Zimra (1986), no texto Reverso
do sonho: Um acting out escreve[3]:
Dar um sentido
à passagem ao ato, disto a própria passagem ao ato se
encarrega. Supostamente não se endereçando a ninguém, ela encontra sempre algo
a dizer: porque. Ela encontra sempre um sentimento de dívida e pode-se dar a
ela imediatamente um sentido. Esta necessidade de sentido, que parece ser
inerente à passagem ao ato, traduz um tempo da falência imaginária do sujeito,
que se encontra imediatamente fechada por um terceiro.
Autor
lacaniano, Zimra fala em sujeito e não em ego e
acrescenta à compreensão deste evento psicótico que na passagem ao ato, há este
elemento de sentido sempre presente e também um sentimento de dívida.
A
passagem ao ato é a realização em ato daquilo que no sonho é fantasia. É,
portanto, um enigma a ser cifrado, um enigma em ato, da ordem da escritura, feita para ser lida antes que
decifrada.
E como
escreve Allouch (1998) em La psychanalyse: Une erotologie de passage,
contornando a definição deste tipo de evento: "A letra não é, aqui como na análise, essencialmente consagrada à
circulação da informação, ela própria é ato, portanto, regramento do gozo,
confissão de gozo, manobra, ocasião de gozo" (p. 81).
Assim,
fato de estrutura simbólica, da ordem da escritura, a letra que aí se escreve
não se endereça a ninguém, como diz Zimra (1986), não
está consagrada à circulação de nenhuma informação. Allouch
(1998) esclarecera antes no mesmo texto:
Resta um resto desta
produção formal de um resto. A passagem ao ato é o índice imediatamente
presente de que um outro modo de transmissão está em jogo diferente daquele,
puramente formal, das ciências exatas. Ainda que nas ciências exatas também,
Lacan o notou, não saberíamos passar absolutamente da palavra para apresentar
os jogos puramente formais das pequenas letras. (p. 45)
É
justamente isto que o psicanalista aprende no atendimento de casos de crianças
com graves distúrbios. Que no seu "brincar", concebido como sendo ele
também da ordem do significante, se trata de um outro modo de transmissão,
diferente daquele puramente formal. Trata-se aí de uma transmissão que usa o
ato como meio. Há que completar o processo instaurado pela passagem ao ato,
possibilitar sua transliteração, termo introduzido pelo mesmo Jean Allouch em seu livro Letra
por letra.
Mais
ainda, retornamos ao proposto por Freud (1920/1998a) em Além do princípio do prazer, de que esse atuar da criança vem
relacionado ao gozo, termo lacaniano para designar aquilo que no texto de Freud
comparece sob o nome de instinto de morte.
É para
estabelecer um limite ao gozo que a criança atua seu brincar, falar será sua
grande realização cultural, diria Freud, a renúncia instintual,
para o que ela terá se apoiado na leitura de seu parceiro, o analista.

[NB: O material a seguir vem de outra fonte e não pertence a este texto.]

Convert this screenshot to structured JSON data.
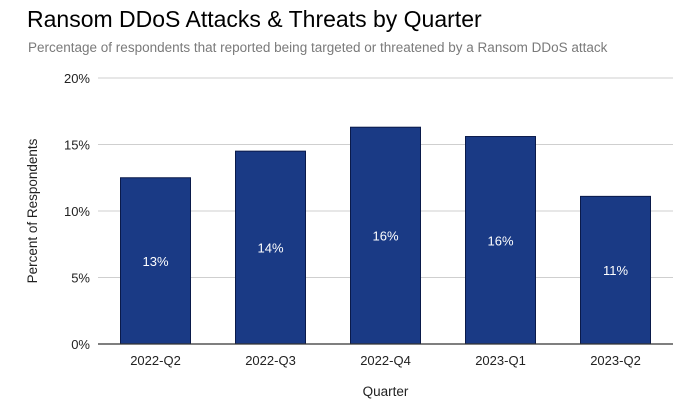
{
  "chart_data": {
    "type": "bar",
    "title": "Ransom DDoS Attacks & Threats by Quarter",
    "subtitle": "Percentage of respondents that reported being targeted or threatened by a Ransom DDoS attack",
    "xlabel": "Quarter",
    "ylabel": "Percent of Respondents",
    "categories": [
      "2022-Q2",
      "2022-Q3",
      "2022-Q4",
      "2023-Q1",
      "2023-Q2"
    ],
    "values": [
      12.5,
      14.5,
      16.3,
      15.6,
      11.1
    ],
    "data_labels": [
      "13%",
      "14%",
      "16%",
      "16%",
      "11%"
    ],
    "ylim": [
      0,
      20
    ],
    "y_ticks": [
      0,
      5,
      10,
      15,
      20
    ],
    "y_tick_labels": [
      "0%",
      "5%",
      "10%",
      "15%",
      "20%"
    ],
    "grid": true,
    "legend": "none",
    "bar_color": "#1a3a85",
    "bar_edge_color": "#0a1a4a",
    "label_color": "#ffffff"
  }
}
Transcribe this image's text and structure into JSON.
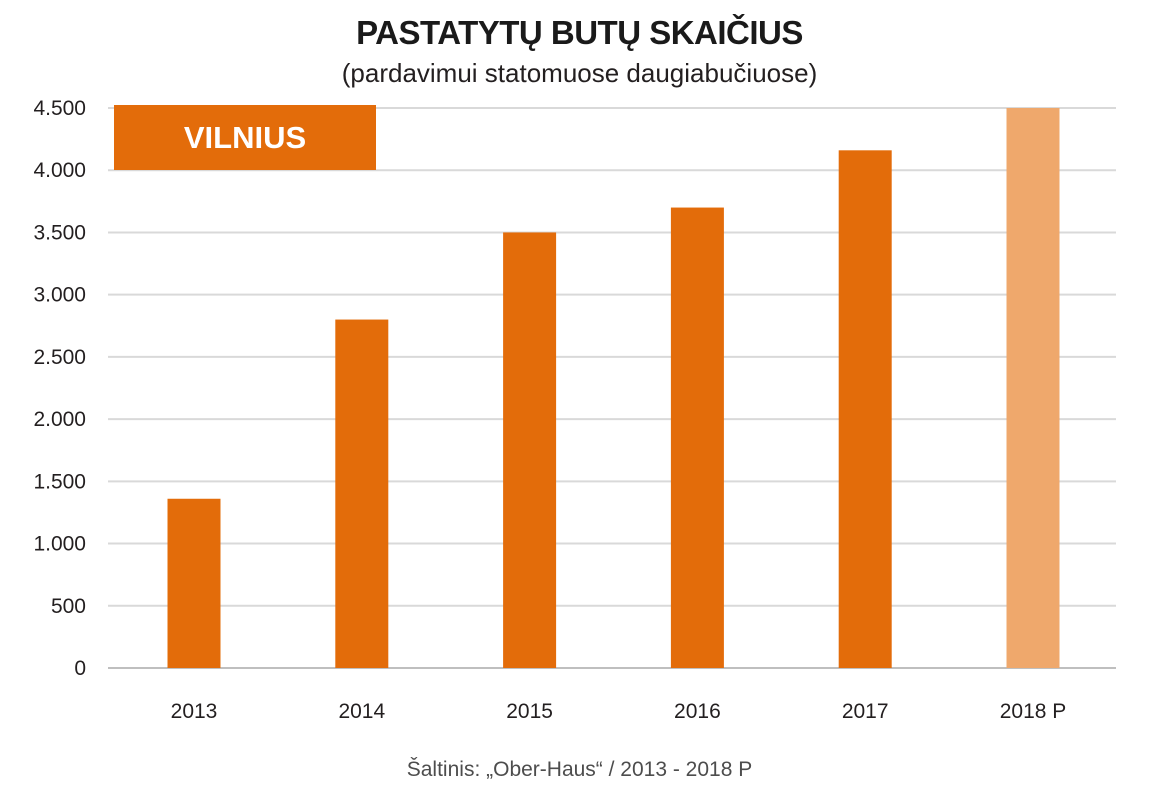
{
  "title": "PASTATYTŲ BUTŲ SKAIČIUS",
  "subtitle": "(pardavimui statomuose daugiabučiuose)",
  "source": "Šaltinis: „Ober-Haus“ / 2013 - 2018 P",
  "colors": {
    "bar": "#e36c0a",
    "bar_forecast": "#efa86c",
    "badge": "#e36c0a",
    "grid": "#d9d9d9",
    "axis": "#bfbfbf"
  },
  "chart_data": {
    "type": "bar",
    "badge": "VILNIUS",
    "categories": [
      "2013",
      "2014",
      "2015",
      "2016",
      "2017",
      "2018 P"
    ],
    "values": [
      1360,
      2800,
      3500,
      3700,
      4160,
      4500
    ],
    "forecast": [
      false,
      false,
      false,
      false,
      false,
      true
    ],
    "ylim": [
      0,
      4500
    ],
    "yticks": [
      0,
      500,
      1000,
      1500,
      2000,
      2500,
      3000,
      3500,
      4000,
      4500
    ],
    "ytick_labels": [
      "0",
      "500",
      "1.000",
      "1.500",
      "2.000",
      "2.500",
      "3.000",
      "3.500",
      "4.000",
      "4.500"
    ],
    "grid": true,
    "xlabel": "",
    "ylabel": ""
  }
}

Referências bibliográficas
Allouch, J. (1998). La psychanalyse: Une
érotologie de passage.
Paris: Cahiers de L’Unebévue
/ E. P. E. L.
Freud, S. (1998a). Além do
princípio do prazer. In Edição standard brasileira das obras psicológicas completas de
Sigmund Freud. Rio de Janeiro: Imago. (Originalmente publicado em 1920)
Freud,
S. (1998b). Esboço
de psicanálise. In Edição standard brasileira das obras psicológicas completas de
Sigmund Freud. Rio de Janeiro: Imago. (Originalmente publicado em 1940)
Freud,
S. (1998c). Inibições,
sintomas e ansiedade. In Edição standard
brasileira das obras psicológicas completas de Sigmund Freud. Rio de
Janeiro: Imago. (Originalmente publicado em 1925)
Freud,
S. (1914/1972). Recuerdo, repetition, elaboration. In Obras Completas. Madrid, España: Alianza Editorial. (Originalmente publicado em 1914)
Zimra,
G. (1986, octobre). Revers du rève: Un acting out. Littoral. Identité Psychotique, 21.
Notas
[1] Artigo
publicado em Psicol. USP, 2000, vol.11, no.1, p.243-252.
ISSN 0103-6564. Disponível em
http://www.scielo.br/scielo.php?script=sci_arttext&pid=S0103-65642000000100013&lng=en&nrm=iso
[2] Endereço
para correspondência: Instituto de Psicologia. Av. Prof. Mello Moraes, 1721,
São Paulo, SP - CEP 05508-900. E-mail: jfalek@usp.br
[3] A tradução de textos em francês ou
espanhol apresentada adiante é feita por mim, livremente.